M. Dion (Mathieu) : Je vous
pose la question parce que les experts disent souvent que la raison pour
laquelle on en est encore là aujourd'hui, c'est parce que souvent les partis au
pouvoir vont réaliser qu'ils vont perdre des comtés avec une réforme du mode de
scrutin, donc des députés qui réalisent : Aïe! Moi, je vais perdre ma job,
tu sais. Est-ce que vous allez être prêts à sacrifier des comtés au nom de ce
mode de scrutin?
M. Legault
: Bien,
écoutez, nous, on est prêts puis on va faire le changement. C'est important de
le faire, c'est important de ne pas regarder les gains à court terme. Il y a
une pression populaire qui n'était peut-être pas là il y a 10 ans, il y a
20 ans. De plus en plus, les citoyens sont informés et de plus en plus les
citoyens veulent participer. Même s'ils s'intéressent moins, entre les
élections, à la politique, il reste que, quand même, les gens veulent être
représentés, veulent participer aux décisions, puis c'est une façon de le
faire.
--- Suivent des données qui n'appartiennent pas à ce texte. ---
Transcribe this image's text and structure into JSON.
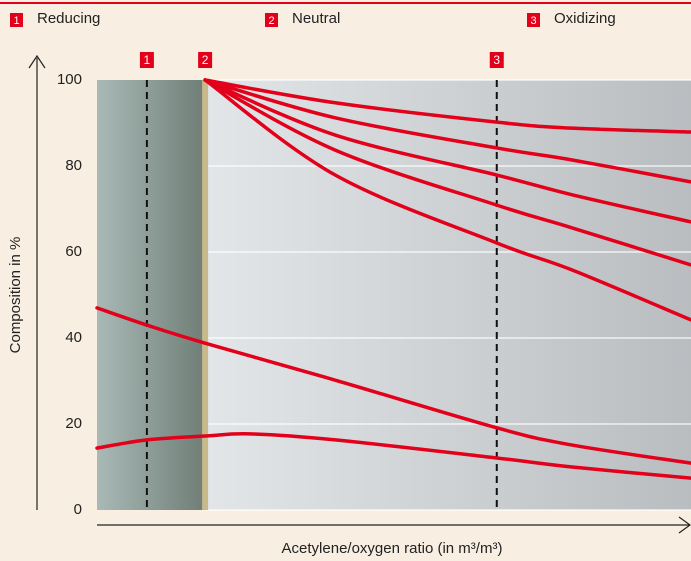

Donc, moi, je pense qu'un gouvernement qui ne respecterait pas cette
volonté-là des citoyens se retrouverait en difficulté à moyen terme.
Le Modérateur
: Merci.
D'autres intervenants sur la question? Ça va? Mme Sioui, micro de droite.
Mme Sioui
(Marie-Michèle) : Bonjour, ma question s'adresse à M. Lisée, M. Legault,
M. Nadeau-Dubois. Est-ce que vous souhaitez tous que le nombre de
circonscriptions, et donc de députés, reste le même, donc 125? Si oui, est-ce
que les membres de votre caucus sont prêts à faire les sacrifices qui
s'imposent, là, que ce soit d'avoir une circonscription plus grande ou de
laisser sa place à quelqu'un d'autre?
M. Legault
: Bien,
je peux commencer. Nous, c'est très clair qu'on ne veut pas augmenter le nombre
de circonscriptions. Il y en a 125 au Québec. On en a déjà plus, par exemple,
qu'en Ontario puis qu'à peu près partout, donc on ne veut pas augmenter les
coûts pour les citoyens. Donc, oui, les députés devront accepter qu'il y aura
une partie des comtés... des députés qui seront nommés à partir de comtés avec
une région qui est concernée, mais ils vont accepter ou ils vont devoir
accepter aussi qu'il y ait des listes de candidats.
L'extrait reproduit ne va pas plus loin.